Clues your clients give you

Some of the following behaviors may indicate a literacy problem:

  • Using the excuse, “I forgot my glasses.”
  • Saying, “I don’t have time to read this now - can I take it home?”
  • Wanting to take forms home to fill out, “when I can think about it.”
  • Saying, “I hurt my hand (or arm); I can’t fill these out.”
  • Bringing along a friend or relative (who will help with reading or filling in forms).

Don’t be misled by the obfuscatory behaviours that often accompany literacy problems. Sometimes clients will appear to be uninterested in their case or unwilling to participate in finding solutions even though reading is not involved. They are probably scared that it will eventually lead to reading. They may:

  • not show up for appointments,
  • show nervousness or embarrassment during interview,
  • act confused and ask unrelated questions,
  • not ask questions for clarification,
  • not answer the question asked,
  • have difficulty following instructions,
  • be compliant, nod agreement, but do not do what is expected.

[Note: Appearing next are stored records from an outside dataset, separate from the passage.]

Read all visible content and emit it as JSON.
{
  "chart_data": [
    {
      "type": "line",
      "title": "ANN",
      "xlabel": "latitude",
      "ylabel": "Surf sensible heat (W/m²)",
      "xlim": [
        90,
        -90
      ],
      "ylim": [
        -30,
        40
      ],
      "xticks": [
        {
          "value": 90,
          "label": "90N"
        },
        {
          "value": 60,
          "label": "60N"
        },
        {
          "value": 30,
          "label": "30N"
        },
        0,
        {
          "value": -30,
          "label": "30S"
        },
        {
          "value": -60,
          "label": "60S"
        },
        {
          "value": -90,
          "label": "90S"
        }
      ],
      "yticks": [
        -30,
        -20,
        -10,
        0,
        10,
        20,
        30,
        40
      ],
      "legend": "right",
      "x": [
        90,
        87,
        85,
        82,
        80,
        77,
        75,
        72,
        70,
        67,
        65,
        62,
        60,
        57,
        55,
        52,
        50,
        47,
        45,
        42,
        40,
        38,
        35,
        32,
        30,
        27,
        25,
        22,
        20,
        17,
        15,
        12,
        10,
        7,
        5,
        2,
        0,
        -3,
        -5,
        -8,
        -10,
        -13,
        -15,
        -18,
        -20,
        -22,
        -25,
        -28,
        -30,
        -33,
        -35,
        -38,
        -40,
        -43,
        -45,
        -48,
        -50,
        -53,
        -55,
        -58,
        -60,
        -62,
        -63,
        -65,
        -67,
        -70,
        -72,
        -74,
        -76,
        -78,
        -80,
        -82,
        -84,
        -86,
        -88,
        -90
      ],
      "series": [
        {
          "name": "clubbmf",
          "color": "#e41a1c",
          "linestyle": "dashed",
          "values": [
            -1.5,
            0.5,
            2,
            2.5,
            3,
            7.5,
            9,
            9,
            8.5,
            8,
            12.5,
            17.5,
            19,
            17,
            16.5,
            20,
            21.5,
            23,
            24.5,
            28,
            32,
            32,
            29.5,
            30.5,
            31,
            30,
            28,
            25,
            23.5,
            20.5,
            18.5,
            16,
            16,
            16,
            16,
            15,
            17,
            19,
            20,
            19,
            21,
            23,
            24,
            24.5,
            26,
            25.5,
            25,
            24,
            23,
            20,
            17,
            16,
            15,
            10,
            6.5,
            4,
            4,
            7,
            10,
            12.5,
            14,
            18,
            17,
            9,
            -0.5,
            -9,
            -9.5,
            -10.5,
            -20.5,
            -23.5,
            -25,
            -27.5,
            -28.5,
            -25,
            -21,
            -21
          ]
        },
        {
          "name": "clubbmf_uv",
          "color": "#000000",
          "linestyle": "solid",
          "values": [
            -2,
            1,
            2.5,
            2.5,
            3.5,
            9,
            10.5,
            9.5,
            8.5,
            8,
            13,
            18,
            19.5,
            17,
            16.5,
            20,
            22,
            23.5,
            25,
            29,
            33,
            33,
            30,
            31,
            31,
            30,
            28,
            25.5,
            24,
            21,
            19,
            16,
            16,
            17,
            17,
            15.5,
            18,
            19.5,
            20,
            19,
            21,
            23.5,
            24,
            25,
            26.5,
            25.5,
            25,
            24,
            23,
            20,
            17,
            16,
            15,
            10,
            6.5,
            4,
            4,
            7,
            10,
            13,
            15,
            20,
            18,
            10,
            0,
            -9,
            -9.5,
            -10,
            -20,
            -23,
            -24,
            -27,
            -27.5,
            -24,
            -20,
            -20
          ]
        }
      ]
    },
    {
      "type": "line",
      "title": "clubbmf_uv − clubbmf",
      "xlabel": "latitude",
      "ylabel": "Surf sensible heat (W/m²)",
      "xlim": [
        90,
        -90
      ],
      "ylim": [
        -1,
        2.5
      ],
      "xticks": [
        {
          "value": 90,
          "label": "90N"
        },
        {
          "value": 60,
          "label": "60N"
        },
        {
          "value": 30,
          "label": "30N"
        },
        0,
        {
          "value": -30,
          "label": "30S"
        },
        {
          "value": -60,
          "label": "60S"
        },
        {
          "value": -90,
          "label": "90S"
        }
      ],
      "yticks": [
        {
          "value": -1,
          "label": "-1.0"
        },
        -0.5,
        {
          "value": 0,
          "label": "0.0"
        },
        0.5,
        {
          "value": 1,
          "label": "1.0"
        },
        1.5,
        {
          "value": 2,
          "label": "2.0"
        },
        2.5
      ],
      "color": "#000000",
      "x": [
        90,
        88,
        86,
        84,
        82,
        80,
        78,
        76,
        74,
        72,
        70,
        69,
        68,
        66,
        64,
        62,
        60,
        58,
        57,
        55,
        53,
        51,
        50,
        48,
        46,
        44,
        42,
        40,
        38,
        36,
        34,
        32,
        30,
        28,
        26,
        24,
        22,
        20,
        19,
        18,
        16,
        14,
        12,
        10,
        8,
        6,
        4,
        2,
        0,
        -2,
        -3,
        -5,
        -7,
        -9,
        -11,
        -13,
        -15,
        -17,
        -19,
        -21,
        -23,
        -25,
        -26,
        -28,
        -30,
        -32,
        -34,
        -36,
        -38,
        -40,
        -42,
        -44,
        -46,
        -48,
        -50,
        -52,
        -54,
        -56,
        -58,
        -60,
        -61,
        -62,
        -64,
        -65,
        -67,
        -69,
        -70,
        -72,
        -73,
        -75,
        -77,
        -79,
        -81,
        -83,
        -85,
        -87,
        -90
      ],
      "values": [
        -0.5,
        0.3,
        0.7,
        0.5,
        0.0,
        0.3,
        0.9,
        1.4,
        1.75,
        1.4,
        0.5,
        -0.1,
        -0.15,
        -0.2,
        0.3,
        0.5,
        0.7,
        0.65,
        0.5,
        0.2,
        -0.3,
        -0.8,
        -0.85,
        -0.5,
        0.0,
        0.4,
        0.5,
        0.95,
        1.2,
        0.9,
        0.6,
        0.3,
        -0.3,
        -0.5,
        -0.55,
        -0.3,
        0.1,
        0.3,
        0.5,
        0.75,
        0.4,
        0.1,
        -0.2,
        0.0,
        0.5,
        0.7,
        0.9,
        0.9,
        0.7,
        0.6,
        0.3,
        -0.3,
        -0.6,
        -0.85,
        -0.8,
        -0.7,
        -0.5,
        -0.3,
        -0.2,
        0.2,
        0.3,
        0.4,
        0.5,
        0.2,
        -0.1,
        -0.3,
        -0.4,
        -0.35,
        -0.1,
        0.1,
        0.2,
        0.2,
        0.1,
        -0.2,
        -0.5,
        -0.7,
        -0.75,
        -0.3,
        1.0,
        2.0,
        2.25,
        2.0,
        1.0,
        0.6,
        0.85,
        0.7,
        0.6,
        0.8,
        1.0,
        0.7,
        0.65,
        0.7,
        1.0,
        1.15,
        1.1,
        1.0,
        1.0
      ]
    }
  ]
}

Sometimes people behave in ways that seem to point to a poor attitude but actually indicates a literacy problem. They may do things like:

  • act frustrated and leave in a hurry,
  • become angry and storm out,
  • get involved in physical confrontation.

How to help with the legal literacy problem.

Talk about the legal problem, repeat yourself. People who can’t read pick up compensatory skills. They have well-developed memories and may use mnemonics – memory tools. They may ask you to repeat something so they can memorize it. You can also help by finding new ways to convey information: Use plain language. People with lower literacy skills can cope only with written information that is simple and clearly laid-out, in language that is familiar and information that is well-organized.

Adapted from "Plain Language Legal Writing" by Cheryl M. Stephens, ASAP Legal Publishing 1999.